The ability to create competing models is increasingly important as insurers look to broaden their offerings, delving into more complicated insurance scenarios. Were one to examine the complexity of insuring a pipeline or an oil tanker, one would see a dramatic increase in the number of variables now being taken into account to properly ascertain risk. The more data that is available in a model, the greater the likelihood of improved accuracy.

But as the number of data sources grow and problems become more complex, companies may feel pressured to take shortcuts. Analyzing all the data takes too long; analyzing a slice of the data (especially in risk assessment scenarios) can become a dangerous business proposition.

One solution is to take the data, distribute it among many computers and have all the processes run in memory. The results are staggering — processes that may have taken hours or days now take seconds or minutes.

That said, a successful company needs to create an environment to manage these models — call it the analytics model factory — which are then embedded in business processes and monitored. When this occurs, it is easier to document models and collaborate across the many facets of a company.

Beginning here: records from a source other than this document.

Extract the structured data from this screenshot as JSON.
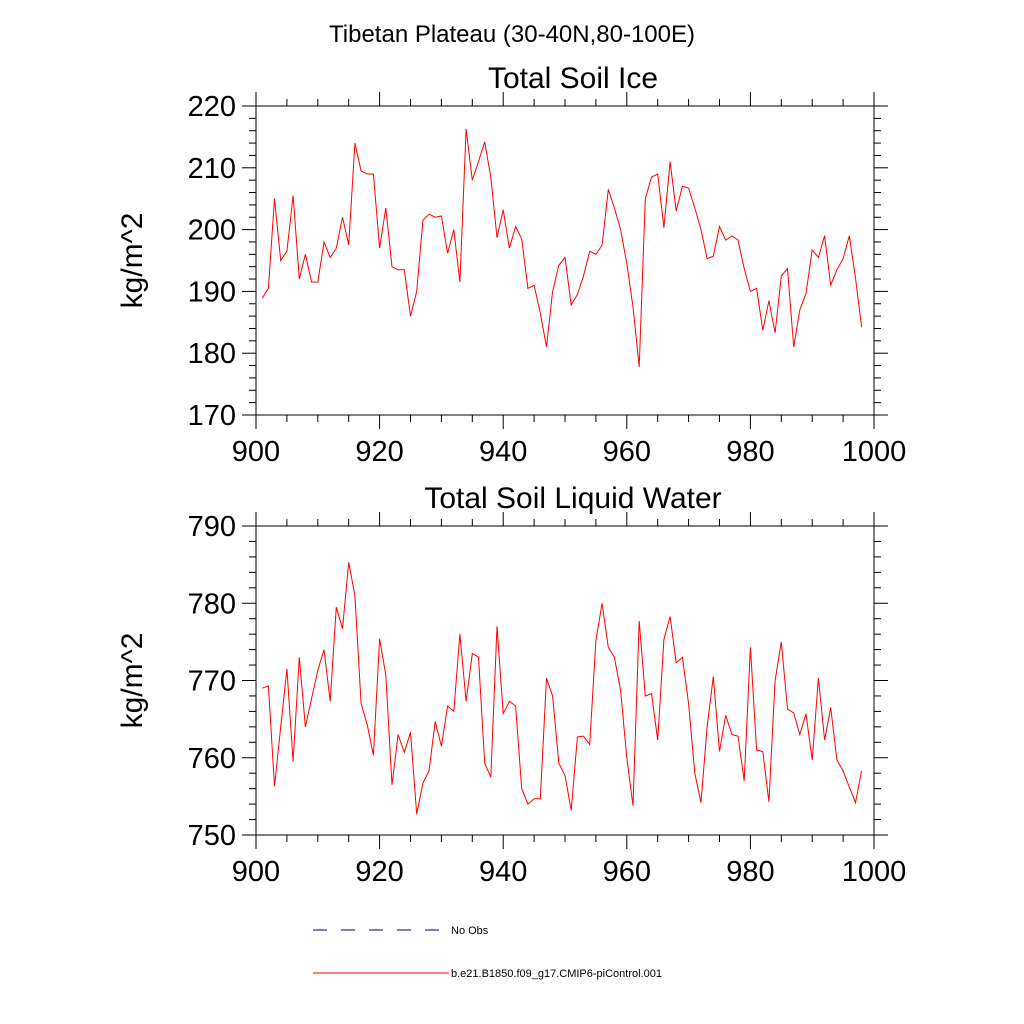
{
  "suptitle": "Tibetan Plateau (30-40N,80-100E)",
  "colors": {
    "series": "#ff0000",
    "obs": "#000080",
    "axis": "#000000"
  },
  "legend": {
    "entries": [
      {
        "label": "No Obs",
        "style": "dashed",
        "color": "#000080"
      },
      {
        "label": "b.e21.B1850.f09_g17.CMIP6-piControl.001",
        "style": "solid",
        "color": "#ff0000"
      }
    ]
  },
  "chart_data": [
    {
      "type": "line",
      "title": "Total Soil Ice",
      "xlabel": "",
      "ylabel": "kg/m^2",
      "xlim": [
        900,
        1000
      ],
      "ylim": [
        170,
        220
      ],
      "xticks": [
        900,
        920,
        940,
        960,
        980,
        1000
      ],
      "yticks": [
        170,
        180,
        190,
        200,
        210,
        220
      ],
      "grid": false,
      "series": [
        {
          "color": "#ff0000",
          "x": [
            901,
            902,
            903,
            904,
            905,
            906,
            907,
            908,
            909,
            910,
            911,
            912,
            913,
            914,
            915,
            916,
            917,
            918,
            919,
            920,
            921,
            922,
            923,
            924,
            925,
            926,
            927,
            928,
            929,
            930,
            931,
            932,
            933,
            934,
            935,
            936,
            937,
            938,
            939,
            940,
            941,
            942,
            943,
            944,
            945,
            946,
            947,
            948,
            949,
            950,
            951,
            952,
            953,
            954,
            955,
            956,
            957,
            958,
            959,
            960,
            961,
            962,
            963,
            964,
            965,
            966,
            967,
            968,
            969,
            970,
            971,
            972,
            973,
            974,
            975,
            976,
            977,
            978,
            979,
            980,
            981,
            982,
            983,
            984,
            985,
            986,
            987,
            988,
            989,
            990,
            991,
            992,
            993,
            994,
            995,
            996,
            997,
            998
          ],
          "y": [
            188.9,
            190.5,
            205.0,
            195.0,
            196.5,
            205.5,
            192.0,
            196.0,
            191.5,
            191.5,
            198.0,
            195.5,
            197.0,
            202.0,
            197.5,
            214.0,
            209.5,
            209.0,
            209.0,
            197.0,
            203.5,
            194.0,
            193.5,
            193.5,
            186.0,
            190.0,
            201.5,
            202.5,
            202.0,
            202.2,
            196.2,
            200.0,
            191.5,
            216.3,
            208.0,
            211.0,
            214.2,
            208.5,
            198.7,
            203.2,
            197.0,
            200.5,
            198.5,
            190.5,
            191.0,
            186.5,
            181.0,
            190.0,
            194.2,
            195.5,
            187.8,
            189.5,
            192.5,
            196.5,
            196.0,
            197.5,
            206.5,
            203.5,
            200.0,
            194.5,
            187.5,
            177.8,
            205.0,
            208.5,
            209.0,
            200.3,
            211.0,
            203.0,
            207.0,
            206.7,
            203.5,
            200.0,
            195.3,
            195.7,
            200.5,
            198.3,
            199.0,
            198.3,
            193.7,
            190.0,
            190.5,
            183.7,
            188.5,
            183.3,
            192.5,
            193.7,
            181.0,
            187.0,
            189.7,
            196.7,
            195.5,
            199.0,
            191.0,
            193.5,
            195.3,
            199.0,
            192.2,
            184.2
          ]
        }
      ]
    },
    {
      "type": "line",
      "title": "Total Soil Liquid Water",
      "xlabel": "",
      "ylabel": "kg/m^2",
      "xlim": [
        900,
        1000
      ],
      "ylim": [
        750,
        790
      ],
      "xticks": [
        900,
        920,
        940,
        960,
        980,
        1000
      ],
      "yticks": [
        750,
        760,
        770,
        780,
        790
      ],
      "grid": false,
      "series": [
        {
          "color": "#ff0000",
          "x": [
            901,
            902,
            903,
            904,
            905,
            906,
            907,
            908,
            909,
            910,
            911,
            912,
            913,
            914,
            915,
            916,
            917,
            918,
            919,
            920,
            921,
            922,
            923,
            924,
            925,
            926,
            927,
            928,
            929,
            930,
            931,
            932,
            933,
            934,
            935,
            936,
            937,
            938,
            939,
            940,
            941,
            942,
            943,
            944,
            945,
            946,
            947,
            948,
            949,
            950,
            951,
            952,
            953,
            954,
            955,
            956,
            957,
            958,
            959,
            960,
            961,
            962,
            963,
            964,
            965,
            966,
            967,
            968,
            969,
            970,
            971,
            972,
            973,
            974,
            975,
            976,
            977,
            978,
            979,
            980,
            981,
            982,
            983,
            984,
            985,
            986,
            987,
            988,
            989,
            990,
            991,
            992,
            993,
            994,
            995,
            996,
            997,
            998
          ],
          "y": [
            769.0,
            769.3,
            756.3,
            764.0,
            771.5,
            759.5,
            773.0,
            764.0,
            767.7,
            771.3,
            774.0,
            767.3,
            779.5,
            776.7,
            785.3,
            781.0,
            767.0,
            764.3,
            760.3,
            775.4,
            770.7,
            756.5,
            763.0,
            760.7,
            763.3,
            752.7,
            756.7,
            758.3,
            764.7,
            761.5,
            766.7,
            766.0,
            776.0,
            767.3,
            773.5,
            773.0,
            759.3,
            757.5,
            777.0,
            765.7,
            767.3,
            766.7,
            756.0,
            754.0,
            754.7,
            754.7,
            770.3,
            768.0,
            759.3,
            757.7,
            753.2,
            762.7,
            762.8,
            761.7,
            775.2,
            780.0,
            774.3,
            773.0,
            768.7,
            760.0,
            753.8,
            777.7,
            768.0,
            768.3,
            762.3,
            775.3,
            778.3,
            772.3,
            773.0,
            767.0,
            758.0,
            754.2,
            764.0,
            770.5,
            760.8,
            765.5,
            763.0,
            762.8,
            757.0,
            774.3,
            761.0,
            760.8,
            754.3,
            770.0,
            775.0,
            766.3,
            765.8,
            763.0,
            765.7,
            759.7,
            770.3,
            762.3,
            766.5,
            759.7,
            758.3,
            756.2,
            754.2,
            758.3
          ]
        }
      ]
    }
  ]
}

By feeding the models back into the decision-making process, they can be continuously evaluated with regard to whether or not they are adding business value. 

Decision Management

At the end of the day, data only has value when it can be used to drive strategic and accurate business decisions. Decision management is about taking information or analysis and embedding it into everyday business processes.

In the insurance industry, this coul d be adjusting actuarial tables to take into account any combination and permutation of variables (and doing so quickly enough to produce valuable results) or assessing the possibility of a claim being fraudulent based on the most up-to-date social data available.

Much of the industry’s focus is on policies and claims — the pillars of the industry — but there is a smaller and important aspect of the industry that occasionally gets overlooked in the decision management process: risk management as it pertains to investment.

For many decades insurers relied on returns in investment in the 5% to 8% range. For the foreseeable future, it looks like rates of return on investment will remain low.

In addition, with a number of social and fiscal problems continuing around the world, investment itself will likely remain risky. As such, it is important for insurers to reduce investment risk as much as possible by employing better data management. This, in turn, promises to lead to better decision management.

It appears that companies are increasingly realizing that to avoid data tsunamis and gain value from the almost endless sources of available data, they may need re-evaluate how they manage and drive value from their data.